Decision-Making Under Complete Uncertainty: You Will Not Regret Being Greedy

Abstract

In this paper, we propose a game-theoretic model to study the properties of the worst-case regret of the greedy strategy under complete (Knightian) uncertainty. In a game between a decision-maker (DM) and an adversarial agent (Nature), Nature chooses an unknown state determining the distribution of ratings for each product. The DM observes a realization of product ratings and then chooses a product according to a strategy. For arbitrary numbers of products and ratings, we first study the equal-observations case in which every product has the same number of observations. In this benchmark, we establish matching upper and lower bounds on the worst-case regret, showing that the regret vanishes as the number of observations increases and that the greedy strategy is rate-optimal up to universal constants. In the special case with two products and two ratings, we show that with one observation per product the greedy strategy is minimax-optimal with respect to worst-case regret.

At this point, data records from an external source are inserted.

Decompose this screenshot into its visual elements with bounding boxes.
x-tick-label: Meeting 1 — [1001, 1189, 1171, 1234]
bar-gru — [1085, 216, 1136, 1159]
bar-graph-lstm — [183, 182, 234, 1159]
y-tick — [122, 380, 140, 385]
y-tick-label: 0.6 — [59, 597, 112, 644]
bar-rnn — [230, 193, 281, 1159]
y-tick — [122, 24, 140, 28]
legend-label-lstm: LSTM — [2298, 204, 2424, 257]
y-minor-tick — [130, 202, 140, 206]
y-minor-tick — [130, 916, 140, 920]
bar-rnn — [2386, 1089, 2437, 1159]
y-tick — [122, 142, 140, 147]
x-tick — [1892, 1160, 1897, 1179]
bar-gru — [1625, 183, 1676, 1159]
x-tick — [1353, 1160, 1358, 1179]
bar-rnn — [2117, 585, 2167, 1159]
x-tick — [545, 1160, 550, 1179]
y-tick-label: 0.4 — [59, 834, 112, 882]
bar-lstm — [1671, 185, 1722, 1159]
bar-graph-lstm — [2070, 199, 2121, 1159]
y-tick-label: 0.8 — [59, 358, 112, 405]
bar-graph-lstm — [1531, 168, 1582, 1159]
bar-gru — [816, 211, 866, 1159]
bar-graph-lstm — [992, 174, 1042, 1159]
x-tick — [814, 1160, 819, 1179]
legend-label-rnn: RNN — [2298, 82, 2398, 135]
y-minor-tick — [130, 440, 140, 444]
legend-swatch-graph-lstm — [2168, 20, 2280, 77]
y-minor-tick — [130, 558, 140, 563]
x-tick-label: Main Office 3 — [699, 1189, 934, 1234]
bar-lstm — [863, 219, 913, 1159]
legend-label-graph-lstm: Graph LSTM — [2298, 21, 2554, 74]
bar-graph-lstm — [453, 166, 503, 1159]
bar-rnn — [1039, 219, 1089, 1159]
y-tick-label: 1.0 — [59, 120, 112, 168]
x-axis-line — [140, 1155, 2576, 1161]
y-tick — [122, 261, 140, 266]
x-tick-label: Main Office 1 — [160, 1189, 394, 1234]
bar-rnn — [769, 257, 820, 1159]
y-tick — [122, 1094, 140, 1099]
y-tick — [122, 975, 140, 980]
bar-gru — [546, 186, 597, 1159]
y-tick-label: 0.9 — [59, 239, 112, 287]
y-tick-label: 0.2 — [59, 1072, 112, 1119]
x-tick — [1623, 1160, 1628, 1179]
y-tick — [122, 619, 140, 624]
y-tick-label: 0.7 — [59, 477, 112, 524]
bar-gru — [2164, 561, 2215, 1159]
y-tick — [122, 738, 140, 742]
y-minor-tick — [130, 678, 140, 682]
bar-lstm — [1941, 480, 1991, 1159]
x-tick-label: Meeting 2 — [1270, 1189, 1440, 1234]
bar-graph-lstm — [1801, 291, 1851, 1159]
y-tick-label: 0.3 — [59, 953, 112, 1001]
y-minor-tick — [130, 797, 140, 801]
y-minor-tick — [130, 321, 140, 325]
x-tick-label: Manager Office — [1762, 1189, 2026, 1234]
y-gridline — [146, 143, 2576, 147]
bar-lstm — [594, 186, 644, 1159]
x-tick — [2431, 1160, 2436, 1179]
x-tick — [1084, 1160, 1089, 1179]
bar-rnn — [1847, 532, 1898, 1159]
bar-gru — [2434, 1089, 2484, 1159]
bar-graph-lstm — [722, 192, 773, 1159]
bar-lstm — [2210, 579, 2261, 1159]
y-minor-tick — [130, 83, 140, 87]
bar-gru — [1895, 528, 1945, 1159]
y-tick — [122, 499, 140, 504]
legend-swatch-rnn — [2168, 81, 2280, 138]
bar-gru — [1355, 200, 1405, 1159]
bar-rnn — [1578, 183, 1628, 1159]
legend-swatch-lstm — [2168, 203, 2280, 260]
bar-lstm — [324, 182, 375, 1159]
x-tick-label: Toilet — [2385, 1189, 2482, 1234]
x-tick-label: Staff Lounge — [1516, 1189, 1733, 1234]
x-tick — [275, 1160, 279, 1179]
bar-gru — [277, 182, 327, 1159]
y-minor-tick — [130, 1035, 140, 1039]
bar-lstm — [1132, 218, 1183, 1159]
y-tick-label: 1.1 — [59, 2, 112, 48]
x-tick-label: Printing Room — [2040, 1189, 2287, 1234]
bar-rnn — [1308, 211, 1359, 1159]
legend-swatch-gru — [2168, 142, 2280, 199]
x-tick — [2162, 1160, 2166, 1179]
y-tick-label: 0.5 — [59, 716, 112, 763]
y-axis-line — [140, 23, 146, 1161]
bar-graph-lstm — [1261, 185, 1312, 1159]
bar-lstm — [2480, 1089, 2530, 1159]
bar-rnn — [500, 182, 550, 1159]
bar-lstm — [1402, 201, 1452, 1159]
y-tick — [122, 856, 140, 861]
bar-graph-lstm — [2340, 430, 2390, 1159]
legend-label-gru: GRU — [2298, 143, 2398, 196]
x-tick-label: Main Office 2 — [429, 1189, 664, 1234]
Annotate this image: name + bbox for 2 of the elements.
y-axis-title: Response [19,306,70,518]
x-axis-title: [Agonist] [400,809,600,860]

We then allow products to have different numbers of observations. Greedy remains robust in a conservative sense: its worst-case regret is controlled by the least-reviewed product. However, unequal numbers of observations can also change greedy's exact worst-case behavior. In particular, adding observations for only one product can increase greedy's worst-case regret. Finally, we test the model on data collected from Google reviews for restaurants, showing that the greedy strategy's empirical performance closely aligns with the theoretical findings.